The turquoise from the Dry Creek mine, which has also been known as the Godber as well as the Burnham mine, is a creamy pastel-blue and blue-white turquoise. The gem grade material from this mine is very hard and available only in small quantities. Since turquoise gets its pigment from the heavy metals in the ground where it is formed, and this area has a distinct lack of heavy metals, the odd color is due to a slightly heavier balance of aluminum rather than copper in the stone’s chemistry makeup. The matrix in Dry Creek Turquoise is typically light golden or brown-gray to gray-black. This turquoise is beautiful alone in a piece of jewelry and is especially striking when juxtaposed with other colors of turquoise in a single creation.
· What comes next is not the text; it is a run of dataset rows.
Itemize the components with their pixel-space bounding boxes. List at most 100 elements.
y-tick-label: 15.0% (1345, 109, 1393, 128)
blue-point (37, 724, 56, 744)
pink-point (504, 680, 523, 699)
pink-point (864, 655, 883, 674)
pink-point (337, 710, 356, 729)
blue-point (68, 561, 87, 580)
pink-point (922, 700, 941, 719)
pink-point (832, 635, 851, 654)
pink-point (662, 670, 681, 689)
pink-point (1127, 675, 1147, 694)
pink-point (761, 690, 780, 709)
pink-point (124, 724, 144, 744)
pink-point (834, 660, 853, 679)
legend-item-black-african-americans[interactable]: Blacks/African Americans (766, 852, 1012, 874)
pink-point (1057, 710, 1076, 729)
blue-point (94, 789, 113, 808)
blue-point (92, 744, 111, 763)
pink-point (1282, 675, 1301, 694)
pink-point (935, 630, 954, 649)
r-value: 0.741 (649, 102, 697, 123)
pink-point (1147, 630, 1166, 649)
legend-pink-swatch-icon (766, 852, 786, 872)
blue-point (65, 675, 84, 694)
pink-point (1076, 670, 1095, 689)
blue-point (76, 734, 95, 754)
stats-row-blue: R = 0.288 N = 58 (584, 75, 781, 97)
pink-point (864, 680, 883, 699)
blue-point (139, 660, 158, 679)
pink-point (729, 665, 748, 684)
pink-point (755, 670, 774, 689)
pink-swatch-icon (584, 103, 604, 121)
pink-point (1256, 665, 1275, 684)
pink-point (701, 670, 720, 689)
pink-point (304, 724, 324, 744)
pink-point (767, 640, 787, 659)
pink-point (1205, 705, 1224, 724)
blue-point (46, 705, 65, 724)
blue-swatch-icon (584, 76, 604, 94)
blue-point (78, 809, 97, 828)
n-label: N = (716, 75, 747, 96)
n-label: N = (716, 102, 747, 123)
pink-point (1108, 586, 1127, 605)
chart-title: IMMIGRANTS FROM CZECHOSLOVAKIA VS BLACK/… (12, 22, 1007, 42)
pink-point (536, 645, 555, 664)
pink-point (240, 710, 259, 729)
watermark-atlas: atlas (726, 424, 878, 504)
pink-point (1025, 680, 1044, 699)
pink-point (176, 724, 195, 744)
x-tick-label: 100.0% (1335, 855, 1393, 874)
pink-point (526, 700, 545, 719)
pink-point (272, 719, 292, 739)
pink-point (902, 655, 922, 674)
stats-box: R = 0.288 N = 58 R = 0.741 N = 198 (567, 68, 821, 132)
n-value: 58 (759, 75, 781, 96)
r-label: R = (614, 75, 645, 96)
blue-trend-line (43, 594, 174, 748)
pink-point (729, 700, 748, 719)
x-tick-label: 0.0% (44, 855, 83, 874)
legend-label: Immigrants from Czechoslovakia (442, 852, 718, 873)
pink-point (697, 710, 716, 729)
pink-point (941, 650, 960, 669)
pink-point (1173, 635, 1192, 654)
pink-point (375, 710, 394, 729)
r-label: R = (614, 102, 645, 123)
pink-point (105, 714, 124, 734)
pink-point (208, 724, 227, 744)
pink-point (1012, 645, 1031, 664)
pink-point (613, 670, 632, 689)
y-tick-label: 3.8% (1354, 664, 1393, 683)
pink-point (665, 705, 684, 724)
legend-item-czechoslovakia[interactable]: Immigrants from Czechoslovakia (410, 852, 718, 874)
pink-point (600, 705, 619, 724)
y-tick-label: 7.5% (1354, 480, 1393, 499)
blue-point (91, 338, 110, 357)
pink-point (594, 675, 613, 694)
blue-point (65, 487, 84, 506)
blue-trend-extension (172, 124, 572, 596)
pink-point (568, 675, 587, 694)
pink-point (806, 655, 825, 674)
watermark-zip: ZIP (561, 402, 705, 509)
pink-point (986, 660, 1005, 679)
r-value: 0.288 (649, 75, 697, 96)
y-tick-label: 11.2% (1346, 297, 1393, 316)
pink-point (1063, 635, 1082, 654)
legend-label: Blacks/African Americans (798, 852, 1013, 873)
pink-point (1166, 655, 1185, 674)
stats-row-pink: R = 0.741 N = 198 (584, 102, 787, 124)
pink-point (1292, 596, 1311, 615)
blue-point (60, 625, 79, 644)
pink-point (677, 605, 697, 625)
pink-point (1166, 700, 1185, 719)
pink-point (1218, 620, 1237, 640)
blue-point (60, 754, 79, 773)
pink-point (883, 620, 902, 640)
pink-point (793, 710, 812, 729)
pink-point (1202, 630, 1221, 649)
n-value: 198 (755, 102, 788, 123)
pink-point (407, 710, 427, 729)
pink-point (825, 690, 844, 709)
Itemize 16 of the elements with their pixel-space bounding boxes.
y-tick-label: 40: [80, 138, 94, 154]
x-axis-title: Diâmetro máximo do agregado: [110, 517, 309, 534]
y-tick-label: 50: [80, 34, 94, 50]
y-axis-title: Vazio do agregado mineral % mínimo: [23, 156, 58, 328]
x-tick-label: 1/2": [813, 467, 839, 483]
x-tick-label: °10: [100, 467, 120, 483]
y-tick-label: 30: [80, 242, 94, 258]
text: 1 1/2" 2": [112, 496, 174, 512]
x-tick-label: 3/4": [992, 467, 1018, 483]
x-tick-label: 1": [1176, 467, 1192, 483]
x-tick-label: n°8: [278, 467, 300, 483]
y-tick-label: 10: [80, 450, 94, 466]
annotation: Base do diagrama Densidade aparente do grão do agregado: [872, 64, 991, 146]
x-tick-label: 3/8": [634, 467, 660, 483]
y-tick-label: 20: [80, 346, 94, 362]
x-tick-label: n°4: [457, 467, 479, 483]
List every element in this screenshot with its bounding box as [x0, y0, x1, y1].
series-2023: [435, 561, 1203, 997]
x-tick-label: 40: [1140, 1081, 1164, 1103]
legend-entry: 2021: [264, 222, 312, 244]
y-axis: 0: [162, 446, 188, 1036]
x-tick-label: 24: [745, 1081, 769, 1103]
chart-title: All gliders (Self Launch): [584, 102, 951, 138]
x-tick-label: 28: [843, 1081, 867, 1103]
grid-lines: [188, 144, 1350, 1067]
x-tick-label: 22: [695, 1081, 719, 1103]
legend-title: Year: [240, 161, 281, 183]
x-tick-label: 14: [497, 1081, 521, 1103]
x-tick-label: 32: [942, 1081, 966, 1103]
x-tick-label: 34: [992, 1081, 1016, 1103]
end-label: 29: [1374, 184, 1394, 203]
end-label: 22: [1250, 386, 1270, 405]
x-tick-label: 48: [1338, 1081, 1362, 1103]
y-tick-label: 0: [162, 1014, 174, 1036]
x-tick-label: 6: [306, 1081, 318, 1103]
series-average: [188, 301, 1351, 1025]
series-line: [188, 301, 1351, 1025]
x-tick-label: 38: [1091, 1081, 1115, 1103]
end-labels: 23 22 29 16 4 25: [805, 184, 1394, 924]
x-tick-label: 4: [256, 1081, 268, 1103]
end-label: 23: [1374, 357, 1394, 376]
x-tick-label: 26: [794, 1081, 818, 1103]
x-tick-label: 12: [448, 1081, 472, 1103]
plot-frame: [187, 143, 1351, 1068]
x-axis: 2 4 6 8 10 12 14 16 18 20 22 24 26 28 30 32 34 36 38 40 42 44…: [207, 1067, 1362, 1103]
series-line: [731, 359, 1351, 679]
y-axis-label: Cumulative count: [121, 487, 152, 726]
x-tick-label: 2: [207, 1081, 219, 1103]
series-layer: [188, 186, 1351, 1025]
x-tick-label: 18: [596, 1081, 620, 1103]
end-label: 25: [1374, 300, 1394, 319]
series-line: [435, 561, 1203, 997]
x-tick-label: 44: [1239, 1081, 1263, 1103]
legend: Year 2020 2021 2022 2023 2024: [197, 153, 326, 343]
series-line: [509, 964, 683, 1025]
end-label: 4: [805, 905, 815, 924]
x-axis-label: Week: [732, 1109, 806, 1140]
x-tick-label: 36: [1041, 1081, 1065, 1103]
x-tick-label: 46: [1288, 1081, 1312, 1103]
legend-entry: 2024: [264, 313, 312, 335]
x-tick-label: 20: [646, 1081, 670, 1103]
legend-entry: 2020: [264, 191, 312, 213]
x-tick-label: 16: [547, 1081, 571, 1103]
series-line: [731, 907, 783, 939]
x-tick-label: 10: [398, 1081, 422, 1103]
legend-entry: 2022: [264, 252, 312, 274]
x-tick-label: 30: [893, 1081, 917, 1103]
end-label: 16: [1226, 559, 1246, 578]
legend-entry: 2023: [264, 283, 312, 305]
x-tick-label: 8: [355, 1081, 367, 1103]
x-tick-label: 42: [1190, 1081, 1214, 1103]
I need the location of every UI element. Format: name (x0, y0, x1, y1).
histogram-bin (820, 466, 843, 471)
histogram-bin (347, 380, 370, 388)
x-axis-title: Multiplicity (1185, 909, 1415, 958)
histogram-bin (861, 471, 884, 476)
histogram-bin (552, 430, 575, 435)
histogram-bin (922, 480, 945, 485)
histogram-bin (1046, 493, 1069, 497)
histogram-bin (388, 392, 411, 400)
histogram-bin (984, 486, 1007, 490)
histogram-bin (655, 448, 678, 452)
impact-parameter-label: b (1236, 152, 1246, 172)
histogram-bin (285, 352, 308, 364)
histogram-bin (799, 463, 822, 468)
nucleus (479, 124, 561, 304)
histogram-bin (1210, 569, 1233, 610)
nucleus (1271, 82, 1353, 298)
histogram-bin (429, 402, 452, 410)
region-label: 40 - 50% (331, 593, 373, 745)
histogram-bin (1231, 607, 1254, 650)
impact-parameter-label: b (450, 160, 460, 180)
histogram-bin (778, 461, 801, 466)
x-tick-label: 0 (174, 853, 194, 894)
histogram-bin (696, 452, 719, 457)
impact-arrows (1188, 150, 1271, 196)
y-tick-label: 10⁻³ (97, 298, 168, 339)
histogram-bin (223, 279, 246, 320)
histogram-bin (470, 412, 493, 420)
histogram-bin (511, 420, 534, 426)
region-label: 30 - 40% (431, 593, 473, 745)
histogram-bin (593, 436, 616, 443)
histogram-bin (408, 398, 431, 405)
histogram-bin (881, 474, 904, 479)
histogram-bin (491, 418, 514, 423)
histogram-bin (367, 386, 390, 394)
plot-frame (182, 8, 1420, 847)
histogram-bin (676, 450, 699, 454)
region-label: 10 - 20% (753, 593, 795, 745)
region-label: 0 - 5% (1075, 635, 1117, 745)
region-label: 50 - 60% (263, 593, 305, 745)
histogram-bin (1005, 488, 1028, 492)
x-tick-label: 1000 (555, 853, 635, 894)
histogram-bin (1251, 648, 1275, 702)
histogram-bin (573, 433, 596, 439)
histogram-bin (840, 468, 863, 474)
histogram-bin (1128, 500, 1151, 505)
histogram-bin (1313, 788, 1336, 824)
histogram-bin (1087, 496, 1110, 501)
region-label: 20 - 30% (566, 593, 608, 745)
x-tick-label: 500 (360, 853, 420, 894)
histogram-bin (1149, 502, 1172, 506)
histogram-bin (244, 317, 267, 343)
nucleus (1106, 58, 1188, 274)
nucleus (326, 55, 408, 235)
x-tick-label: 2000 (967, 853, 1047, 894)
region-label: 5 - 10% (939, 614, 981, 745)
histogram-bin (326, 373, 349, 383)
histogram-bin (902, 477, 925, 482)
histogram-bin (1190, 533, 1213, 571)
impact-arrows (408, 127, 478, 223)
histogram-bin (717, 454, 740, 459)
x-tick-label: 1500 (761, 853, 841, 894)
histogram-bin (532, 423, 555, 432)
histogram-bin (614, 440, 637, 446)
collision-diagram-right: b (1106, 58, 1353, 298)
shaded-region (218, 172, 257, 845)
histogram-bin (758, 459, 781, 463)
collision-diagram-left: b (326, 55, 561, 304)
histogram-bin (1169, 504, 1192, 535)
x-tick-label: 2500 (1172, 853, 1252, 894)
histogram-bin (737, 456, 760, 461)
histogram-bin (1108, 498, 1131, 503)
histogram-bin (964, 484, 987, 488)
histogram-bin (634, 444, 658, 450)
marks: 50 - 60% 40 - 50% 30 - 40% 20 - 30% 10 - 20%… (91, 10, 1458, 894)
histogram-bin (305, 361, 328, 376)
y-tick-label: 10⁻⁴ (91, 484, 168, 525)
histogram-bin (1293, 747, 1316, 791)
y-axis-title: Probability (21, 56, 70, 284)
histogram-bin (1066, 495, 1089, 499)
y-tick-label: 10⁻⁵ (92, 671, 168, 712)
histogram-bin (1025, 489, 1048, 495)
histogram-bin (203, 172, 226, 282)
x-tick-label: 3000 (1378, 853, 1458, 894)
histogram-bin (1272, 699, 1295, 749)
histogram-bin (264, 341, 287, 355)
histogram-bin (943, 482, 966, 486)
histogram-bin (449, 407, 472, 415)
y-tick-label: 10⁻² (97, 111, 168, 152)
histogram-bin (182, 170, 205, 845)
To date, no other vein of this color turquoise has been discovered, and when this current vein runs out, that will be the last of it. Because this turquoise is as rare as the legendary sacred white buffalo, the Indians call it “White Buffalo” Turquoise.
Red coral (Corallium Rubrum) comes from certain areas, such as the Mediterranean, where the specific water temperature and conditions allow coral to thrive. Coral is a hardened tube or branch. Only about 10% of coral is considered jewelry quality. Coral comes in shades from blood-red to orange to pink to white.
Although coral has been used by Stone Age peoples as long as 30,000 years ago to decorate sepulchers (burial vaults), Native American artists have only used coral for the last 600 years.
When Europeans arrived in the New World, they brought with them “blood coral” from the waters of Spain and Italy.
Is an alloy of silver containing 92.5% by weight of silver and 7.5% by weight of other metals, usually copper. The sterling silver standard has a minimum millesimal fineness of 925.
SILVER, for example 99.9% pure silver, is relatively soft, so silver is usually alloyed with copper to increase its hardness and strength. Sterling silver is prone to tarnishing, and elements other than copper can be used in alloys to reduce tarnishing, as well as casting porosity and fire scale. Such elements include germanium, zinc, platinum, silicon, and boron. Recent examples of alloys using these metals include argentium, sterlium, sterilite and silvadium.